President Donald Trump has approved a "modest deployment" of American troops and air and missile defense systems to Saudi Arabia in the aftermath of last weekend's attack on Saudi oil facilities that the U.S. has blamed on Iran, Defense Secretary Mark Esper announced at a hastily called Pentagon press conference on Friday night.
Trump's decision to deploy troops to Saudi Arabia followed a high-level national security meeting at the White House on Friday afternoon.
Esper said Saudi Arabia and the United Arab Emirates had requested international support to help protect critical infrastructure. In addition to the troops and weapons systems headed to Saudi Arabia, the U.S. also will expedite weapons purchases.
"In response to the Kingdoms' request," Esper said, "the president has approved the deployment of U.S.forces, which will be defensive in nature and primarily focused on air and missile defense."
The exact number of weapons systems and troops remains to be determined and may not be finalized until early next week, said Gen. Joseph Dunford, chairman of the Joint Chiefs of Staff, who added that the size of the force would not be in the "thousands."
Esper called last weekend's attack a "dramatic escalation of Iranian aggression" and said all indications are that Iran was responsible.
"The United States does not seek conflict with Iran," said Esper, who added that the U.S. has military options should they become necessary.
Esper called the deployment of U.S. troops and air defense equipment a "first step" and called on other members of the international community to "stand up" and consider also providing additional defensive support. Dunford said the deployment would enhance Saudi Arabia's air missile defense systems.
The U.S. currently has a Patriot missile defense battalion with about 600 troops at Prince Sultan air base outside of Riyadh that was deployed in late May after a series of commercial tankers were attacked by Iran in the Persian Gulf.
With a 100-mile range, that air defense system was not capable of defending the attack on the facilities approximately 200 miles away that briefly disrupted 5% of the world's oil supply. Saudi Patriot air defense systems are deployed to the southern part of the country to defend against ballistic missile attacks by the Houthi rebels in Yemen, not oriented toward Iranian provocations from the north.
Earlier on Friday, Trump announced sanctions on Iran's national bank he described as "the highest sanctions ever imposed on a country."
"This will mean no more funds going to the [Islamic Revolutionary Guard Corps] to fund terror. This is on top of our oil sanctions and our financial institution sanctions," said Treasury Secretary Steve Mnuchin. "This is very big. We've now cut off all source of funds to Iran."

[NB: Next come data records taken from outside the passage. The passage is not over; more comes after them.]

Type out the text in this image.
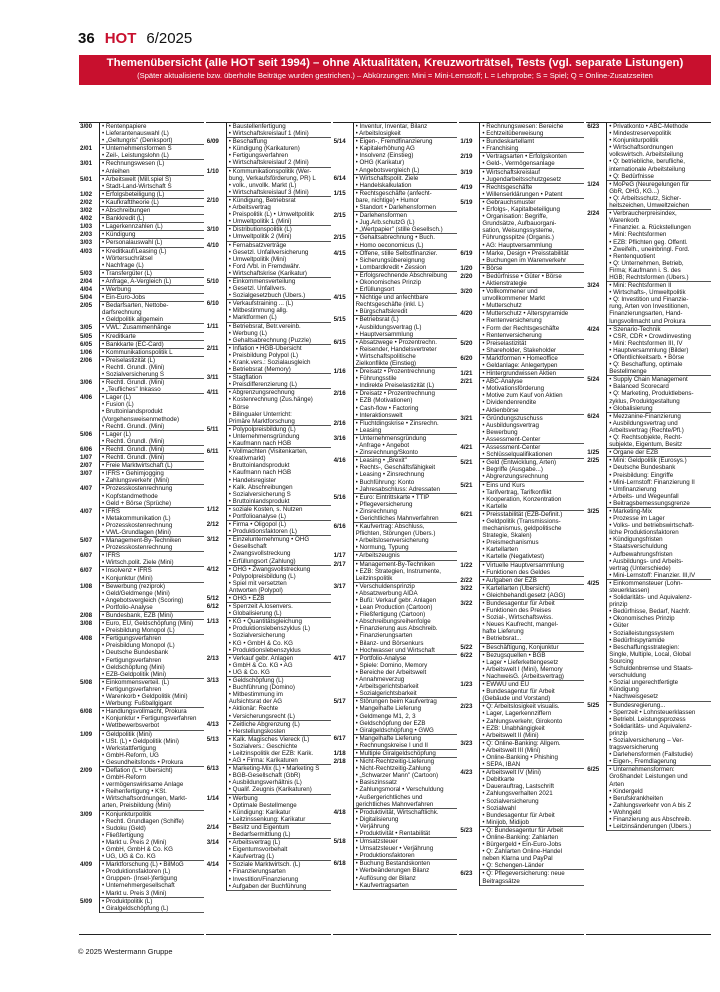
36 HOT 6/2025
Themenübersicht (alle HOT seit 1994) – ohne Aktualitäten, Kreuzworträtsel, Tests (vgl. separate Listungen)
(Später aktualisierte bzw. überholte Beiträge wurden gestrichen.) – Abkürzungen: Mini = Mini-Lernstoff; L = Lehrprobe; S = Spiel; Q = Online-Zusatzseiten
3/00	• Rentenpapiere
• Lieferantenauswahl (L)
• „Geltungris" (Denksport)
2/01	• Unternehmensformen S
• Zeil-, Leistungslohn (L)
3/01	• Rechnungswesen (L)
• Anleihen
5/01	• Arbeitswelt (Mill.spiel S)
• Stadt-Land-Wirtschaft S
1/02	• Erfolgsbeteiligung (L)
2/02	• Kaufkrafttheorie (L)
3/02	• Abschreibungen
4/02	• Bankkredit (L)
1/03	• Lagerkennzahlen (L)
2/03	• Kündigung
3/03	• Personalauswahl (L)
4/03	• Kreditkauf/Leasing (L)
• Wörtersuchrätsel
• Nachfrage (L)
5/03	• Transfergüter (L)
2/04	• Anfrage, A-Vergleich (L)
4/04	• Werbung
5/04	• Ein-Euro-Jobs
2/05	• Bedarfsarten, Nettobe-
darfsrechnung
• Geldpolitik allgemein
3/05	• VWL: Zusammenhänge
5/05	• Kreditkarte
6/05	• Bankkarte (EC-Card)
1/06	• Kommunikationspolitik L
2/06	• Preiselastizität (L)
• Rechtl. Grundl. (Mini)
• Sozialversicherung S
3/06	• Rechtl. Grundl. (Mini)
• „Teufliches" Inkasso
4/06	• Lager (L)
• Fusion (L)
• Bruttoinlandsprodukt
(Vorgehensweisenmethode)
• Rechtl. Grundl. (Mini)
5/06	• Lager (L)
• Rechtl. Grundl. (Mini)
6/06	• Rechtl. Grundl. (Mini)
1/07	• Rechtl. Grundl. (Mini)
2/07	• Freie Marktwirtschaft (L)
3/07	• IFRS • Gehimjogging
• Zahlungsverkehr (Mini)
4/07	• Prozesskostenrechnung
• Kopfstandmethode
• Geld + Börse (Sprüche)
4/07	• IFRS
• Metakommunikation (L)
• Prozesskostenrechnung
• VWL-Grundlagen (Mini)
5/07	• Management-By-Techniken
• Prozesskostenrechnung
6/07	• IFRS
• Wirtsch.polit. Ziele (Mini)
6/07	• Insolvenz • IFRS
• Konjunktur (Mini)
1/08	• Bewerbung (reziprok)
• Geld/Geldmenge (Mini)
• Angebotsvergleich (Scoring)
• Portfolio-Analyse
2/08	• Bundesbank, EZB (Mini)
3/08	• Euro, EU, Geldschöpfung (Mini)
• Preisbildung Monopol (L)
4/08	• Fertigungsverfahren
• Preisbildung Monopol (L)
• Deutsche Bundesbank
• Fertigungsverfahren
• Geldschöpfung (Mini)
• EZB-Geldpolitik (Mini)
5/08	• Einkommensverteil. (L)
• Fertigungsverfahren
• Warenkorb • Geldpolitik (Mini)
• Werbung: Fußballgigant
6/08	• Handlungsvollmacht, Prokura
• Konjunktur • Fertigungsverfahren
• Wettbewerbsverbot
1/09	• Geldpolitik (Mini)
• USt. (L) • Geldpolitik (Mini)
• Werkstattfertigung
• GmbH-Reform, UG
• Gesundheitsfonds • Prokura
2/09	• Deflation (L + Übersicht)
• GmbH-Reform
• vermögenswirksame Anlage
• Reihenfertigung • KSt.
• Wirtschaftsordnungen, Markt-
arten, Preisbildung (Mini)
3/09	• Konjunkturpolitik
• Rechtl. Grundlagen (Schiffe)
• Sudoku (Geld)
• Fließfertigung
• Markt u. Preis 2 (Mini)
• GmbH, GmbH & Co. KG
• UG, UG & Co. KG
4/09	• Marktforschung (L) • BilMoG
• Produktionsfaktoren (L)
• Gruppen- (Insel-)fertigung
• Unternehmergesellschaft
• Markt u. Preis 3 (Mini)
5/09	• Produktpolitik (L)
• Giralgeldschöpfung (L)
• Baustellenfertigung
• Wirtschaftskreislauf 1 (Mini)
6/09	• Beschaffung
• Kündigung (Karikaturen)
• Fertigungsverfahren
• Wirtschaftskreislauf 2 (Mini)
1/10	• Kommunikationspolitik (Wer-
bung, Verkaufsförderung, PR) L
• volk., unvollk. Markt (L)
• Wirtschaftskreislauf 3 (Mini)
2/10	• Kündigung, Betriebsrat
• Arbeitsvertrag
• Preispolitik (L) • Umweltpolitik
• Umweltpolitik 1 (Mini)
3/10	• Distributionspolitik (L)
• Umweltpolitik 2 (Mini)
4/10	• Fernabsatzverträge
• Gesetzl. Unfallversicherung
• Umweltpolitik (Mini)
• Ford /Vbl. in Fremdwähr.
• Wirtschaftskrise (Karikatur)
5/10	• Einkommensverteilung
• Gesetzl. Unfallvers.
• Sozialgesetzbuch (Übers.)
6/10	• Verkaufstraining ... (L)
• Mitbestimmung allg.
• Marktformen (L)
1/11	• Betriebsrat, Betr.vereinb.
• Werbung (L)
• Gehaltsabrechnung (Puzzle)
2/11	• Inflation • HGB-Übersicht
• Preisbildung Polypol (L)
• Krank.vers.: Sozialausgleich
• Betriebsrat (Memory)
3/11	• Stagflation
• Preisdifferenzierung (L)
4/11	• Abgrenzungsrechnung
• Kostenrechnung (Zus.hänge)
• Börse
• Bilingualer Unterricht:
Primäre Marktforschung
5/11	• Polypolpreisbildung (L)
• Unternehmensgründung
• Kaufmann nach HGB
6/11	• Vollmachten (Visitenkarten,
Kreativmarkt)
• Bruttoinlandsprodukt
• Kaufmann nach HGB
• Handelsregister
• Kalk. Abschreibungen
• Sozialversicherung S
• Bruttoinlandsprodukt
1/12	• soziale Kosten, s. Nutzen
• Portfolioanalyse (L)
2/12	• Firma • Oligopol (L)
• Produktionsfaktoren (L)
3/12	• Einzelunternehmung • OHG
• Gesellschaft
• Zwangsvollstreckung
• Erfüllungsort (Zahlung)
4/12	• OHG • Zwangsvollstreckung
• Polypolpreisbildung (L)
• Spiel mit versetzten
Antworten (Polypol)
5/12	• OHG • EZB
6/12	• Sperrzeit A.losenvers.
• Globalisierung (L)
1/13	• KG • Quantitätsgleichung
• Produktionslebenszyklus (L)
• Sozialversicherung
• KG • GmbH & Co. KG
• Produktionslebenszyklus
2/13	• Verkauf gebr. Anlagen
• GmbH & Co. KG • AG
• UG & Co. KG
3/13	• Geldschöpfung (L)
• Buchführung (Domino)
• Mitbestimmung im
Aufsichtsrat der AG
• Aktionär: Rechte
• Versicherungsrecht (L)
4/13	• Zeitliche Abgrenzung (L)
• Herstellungskosten
5/13	• Kalk. Magisches Viereck (L)
• Sozialvers.: Geschichte
• Leitzinspolitik der EZB: Karik.
• AG • Firma: Karikaturen
6/13	• Marketing-Mix (L) • Marketing S
• BGB-Gesellschaft (GbR)
• Ausbildungsverhältnis (L)
• Qualif. Zeugnis (Karikaturen)
1/14	• Werbung
• Optimale Bestellmenge
• Kündigung: Karikatur
• Leitzinssenkung: Karikatur
2/14	• Besitz und Eigentum
• Bedarfsermittlung (L)
3/14	• Arbeitsvertrag (L)
• Eigentumsvorbehalt
• Kaufvertrag (L)
4/14	• Soziale Marktwirtsch. (L)
• Finanzierungsarten
• Investition/Finanzierung
• Aufgaben der Buchführung
• Inventur, Inventar, Bilanz
• Arbeitslosigkeit
5/14	• Eigen-, Fremdfinanzierung
• Kapitalerhöhung AG
• Insolvenz (Einstieg)
• OHG (Karikatur)
• Angebotsvergleich (L)
6/14	• Wirtschaftspolit. Ziele
• Handelskalkulation
1/15	• Rechtsgeschäfte (anfecht-
bare, nichtige) • Humor
• Standort • Darlehensformen
2/15	• Darlehensformen
• Jug.Arb.schutzG (L)
• „Wertpapier" (stille Gesellsch.)
2/15	• Gehaltsabrechnung • Buch.
• Homo oeconomicus (L)
4/15	• Offene, stille Selbstfinanzier.
• Sicherungsübereignung
• Lombardkredit • Zession
• Erfolgsrechnende Abschreibung
• Ökonomisches Prinzip
• Erfüllungsort
4/15	• Nichtige und anfechtbare
Rechtsgeschäfte (inkl. L)
• Bürgschaftskredit
5/15	• Betriebsrat (L)
• Ausbildungsvertrag (L)
• Hauptversammlung
6/15	• Absatzwege • Prozentrechn.
• Reisender, Handelsvertreter
• Wirtschaftspolitische
Zielkonflikte (Einstieg)
1/16	• Dreisatz • Prozentrechnung
• Führungsstile
• Indirekte Preiselastizität (L)
2/16	• Dreisatz • Prozentrechnung
• EZB (Motivationen)
• Cash-flow • Factoring
• Interaktionswelt
2/16	• Fluchtdingskrise • Zinsrechn.
• Leasing
3/16	• Unternehmensgründung
• Anfrage • Angebot
• Zinsrechnung/Skonto
4/16	• Leasing • „Brexit"
• Rechts-, Geschäftsfähigkeit
• Leasing • Zinsrechnung
• Buchführung: Konto
• Jahresabschluss: Adressaten
5/16	• Euro: Eintrittskarte • TTIP
• Pflegeversicherung
• Zinsrechnung
• Gerichtliches Mahnverfahren
6/16	• Kaufvertrag: Abschluss,
Pflichten, Störungen (Übers.)
• Arbeitslosenversicherung
• Normung, Typung
1/17	• Arbeitszeugnis
2/17	• Management-By-Techniken
• EZB: Strategien, Instrumente,
Leitzinspolitik
3/17	• Verschuldensprinzip
• Absatzwerbung AIDA
• Bufü: Verkauf gebr. Anlagen
• Lean Production (Cartoon)
• Fließfertigung (Cartoon)
• Abschreibungsreihenfolge
• Finanzierung aus Abschreib.
• Finanzierungsarten
• Bilanz- und Börsenkurs
• Hochwasser und Wirtschaft
4/17	• Portfolio-Analyse
• Spiele: Domino, Memory
• Bereiche der Arbeitswelt
• Annahmeverzug
• Arbeitsgerichtsbarkeit
• Sozialgerichtsbarkeit
5/17	• Störungen beim Kaufvertrag
• Mangelhafte Lieferung
• Geldmenge M1, 2, 3
• Geldschöpfung der EZB
• Giralgeldschöpfung • GWG
6/17	• Mangelhafte Lieferung
• Rechnungskreise I und II
1/18	• Multiple Giralgeldschöpfung
2/18	• Nicht-Rechtzeitig-Lieferung
• Nicht-Rechtzeitig-Zahlung
• „Schwarzer Mann" (Cartoon)
• Basiszinssatz
• Zahlungsmoral • Verschuldung
• Außergerichtliches und
gerichtliches Mahnverfahren
4/18	• Produktivität, Wirtschaftlichk.
• Digitalisierung
• Verjährung
• Produktivität • Rentabilität
5/18	• Umsatzsteuer
• Umsatzsteuer • Verjährung
• Produktionsfaktoren
6/18	• Buchung Bestandskonten
• Werbeänderungen Bilanz
• Auflösung der Bilanz
• Kaufvertragsarten
• Rechnungswesen: Bereiche
• Echtzeitüberweisung
1/19	• Bundeskartellamt
• Franchising
2/19	• Vertragsarten • Erfolgskonten
• Geld-, Vermögensanlage
3/19	• Wirtschaftskreislauf
• Jugendarbeitsschutzgesetz
4/19	• Rechtsgeschäfte
• Willenserklärungen • Patent
5/19	• Gebrauchsmuster
• Erfolgs-, Kapitalbeteiligung
• Organisation: Begriffe,
Grundsätze, Aufbauorgani-
sation, Weisungssysteme,
Führungsspitze (Organis.)
• AG: Hauptversammlung
6/19	• Marke, Design • Preisstabilität
• Buchungen im Warenverkehr
1/20	• Börse
2/20	• Bedürfnisse • Güter • Börse
• Aktienstrategie
3/20	• Vollkommener und
unvollkommener Markt
• Mutterschutz
4/20	• Mutterschutz • Alterspyramide
• Rentenversicherung
• Form der Rechtsgeschäfte
• Rentenversicherung
5/20	• Preiselastizität
• Shareholder, Stakeholder
6/20	• Marktformen • Homeoffice
• Geldanlage: Anlegertypen
1/21	• Hintergrundwissen Aktien
2/21	• ABC-Analyse
• Motivationsförderung
• Motive zum Kauf von Aktien
• Dividendenrendite
• Aktienbörse
3/21	• Gründungszuschuss
• Ausbildungsvertrag
• Bewerbung
• Assessment-Center
4/21	• Assessment-Center
• Schlüsselqualifikationen
5/21	• Geld (Entwicklung, Arten)
• Begriffe (Ausgabe...)
• Abgrenzungsrechnung
5/21	• Eins und Kurs
• Tarifvertrag, Tarifkonflikt
• Kooperation, Konzentration
• Kartelle
6/21	• Preisstabilität (EZB-Definit.)
• Geldpolitik (Transmissions-
mechanismus, geldpolitische
Strategie, Skalen)
• Preismechanismus
• Kartellarten
• Kartelle (Negativtest)
1/22	• Virtuelle Hauptversammlung
• Funktionen des Geldes
2/22	• Aufgaben der EZB
3/22	• Kartellarten (Übersicht)
• Gleichbehandl.gesetz (AGG)
3/22	• Bundesagentur für Arbeit
• Funktionen des Preises
• Sozial-, Wirtschaftswiss.
• Neues Kaufrecht, mangel-
hafte Lieferung
• Betriebsrat...
5/22	• Beschäftigung, Konjunktur
6/22	• Bezugsquellen • BGB
• Lager • Lieferkettengesetz
• Arbeitswelt I (Mini), Memory
• NachweisG. (Arbeitsvertrag)
1/23	• EWWU und EU
• Bundesagentur für Arbeit
(Gebäude und Vorstand)
2/23	• Q: Arbeitslosigkeit visualis.
• Lager, Lagerkennziffern
• Zahlungsverkehr, Girokonto
• EZB: Unabhängigkeit
• Arbeitswelt II (Mini)
3/23	• Q: Online-Banking: Allgem.
• Arbeitswelt III (Mini)
• Online-Banking • Phishing
• SEPA, IBAN
4/23	• Arbeitswelt IV (Mini)
• Debitkarte
• Dauerauftrag, Lastschrift
• Zahlungsverhalten 2021
• Sozialversicherung
• Sozialwahl
• Bundesagentur für Arbeit
• Minijob, Midijob
5/23	• Q: Bundesagentur für Arbeit
• Online-Banking: Zahlarten
• Bürgergeld • Ein-Euro-Jobs
• Q: Zahlarten Online-Handel
neben Klarna und PayPal
• Q: Schengen-Länder
6/23	• Q: Pflegeversicherung: neue
Beitragssätze
6/23	• Privatkonto • ABC-Methode
• Mindestreservepolitik
• Konjunkturpolitik
• Wirtschaftsordnungen
volkswirtsch. Arbeitsteilung
• Q: betriebliche, berufliche,
internationale Arbeitsteilung
• Q: Bedürfnisse
1/24	• MoPeG (Neuregelungen für
GbR, OHG, KG...)
• Q: Arbeitsschutz, Sicher-
heitszeichen, Umweltzeichen
2/24	• Verbraucherpreisindex,
Warenkorb
• Finanzier. a. Rückstellungen
• Mini: Rechtsformen
• EZB: Pflichten geg. Öffentl.
• Zweifelh., uneinbringl. Ford.
• Rentenquotient
• Q: Unternehmen, Betrieb,
Firma; Kaufmann i. S. des
HGB; Rechtsformen (Übers.)
3/24	• Mini: Rechtsformen II
• Wirtschafts-, Umweltpolitik
• Q: Investition und Finanzie-
rung, Arten von Investitionen,
Finanzierungsarten, Hand-
lungsvollmacht und Prokura
4/24	• Szenario-Technik
• CSR, CDR • Crowdinvesting
• Mini: Rechtsformen III, IV
• Hauptversammlung (Bilder)
• Öffentlichkeitsarb. • Börse
• Q: Beschaffung, optimale
Bestellmenge
5/24	• Supply Chain Management
• Balanced Scorecard
• Q: Marketing, Produktlebens-
zyklus, Produktgestaltung
• Globalisierung
6/24	• Mezzanine-Finanzierung
• Ausbildungsvertrag und
Arbeitsvertrag (Rechte/Pfl.)
• Q: Rechtsobjekte, Recht-
subjekte, Eigentum, Besitz
1/25	• Organe der EZB
2/25	• Mini: Geldpolitik (Eurosys.)
• Deutsche Bundesbank
• Preisbildung: Eingriffe
• Mini-Lernstoff: Finanzierung II
• Umfinanzierung
• Arbeits- und Wegeunfall
• Beitragsbemessungsgrenze
3/25	• Marketing-Mix
• Prozesse im Lager
• Volks- und betriebswirtschaft-
liche Produktionsfaktoren
• Kündigungsfristen
• Staatsverschuldung
• Aufbewahrungsfristen
• Ausbildungs- und Arbeits-
vertrag (Unterschiede)
• Mini-Lernstoff: Finanzier. III,IV
4/25	• Einkommensteuer (Lohn-
steuerklassen)
• Solidaritäts- und Äquivalenz-
prinzip
• Bedürfnisse, Bedarf, Nachfr.
• Ökonomisches Prinzip
• Güter
• Sozialleistungssystem
• Bedürfnispyramide
• Beschaffungsstrategien:
Single, Multiple, Local, Global
Sourcing
• Schuldenbremse und Staats-
verschuldung
• Sozial ungerechtfertigte
Kündigung
• Nachweisgesetz
5/25	• Bundesregierung...
• Sperrzeit • Lohnsteuerklassen
• Betriebl. Leistungsprozess
• Solidaritäts- und Äquivalenz-
prinzip
• Sozialversicherung – Ver-
tragsversicherung
• Darlehensformen (Fallstudie)
• Eigen-, Fremdlagerung
6/25	• Unternehmensformen:
Großhandel: Leistungen und
Arten
• Kindergeld
• Berufskrankheiten
• Zahlungsverkehr von A bis Z
• Wohngeld
• Finanzierung aus Abschreib.
• Leitzinsänderungen (Übers.)
© 2025 Westermann Gruppe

On Friday afternoon, the president convened a meeting of his senior advisers to consider options to retaliate against Iran for the strike. Those options reportedly included everything from the deployment of more U.S. forces to help defend the Saudis, no additional forces, a limited proportional airstrike, no military action or striking a broader range of targets.
In earlier national security meetings, officials had decided to let the Saudis take the lead.
The U.S. is "always prepared" to use a military option against Iran, the president said in the Oval Office on Friday ahead of the meeting.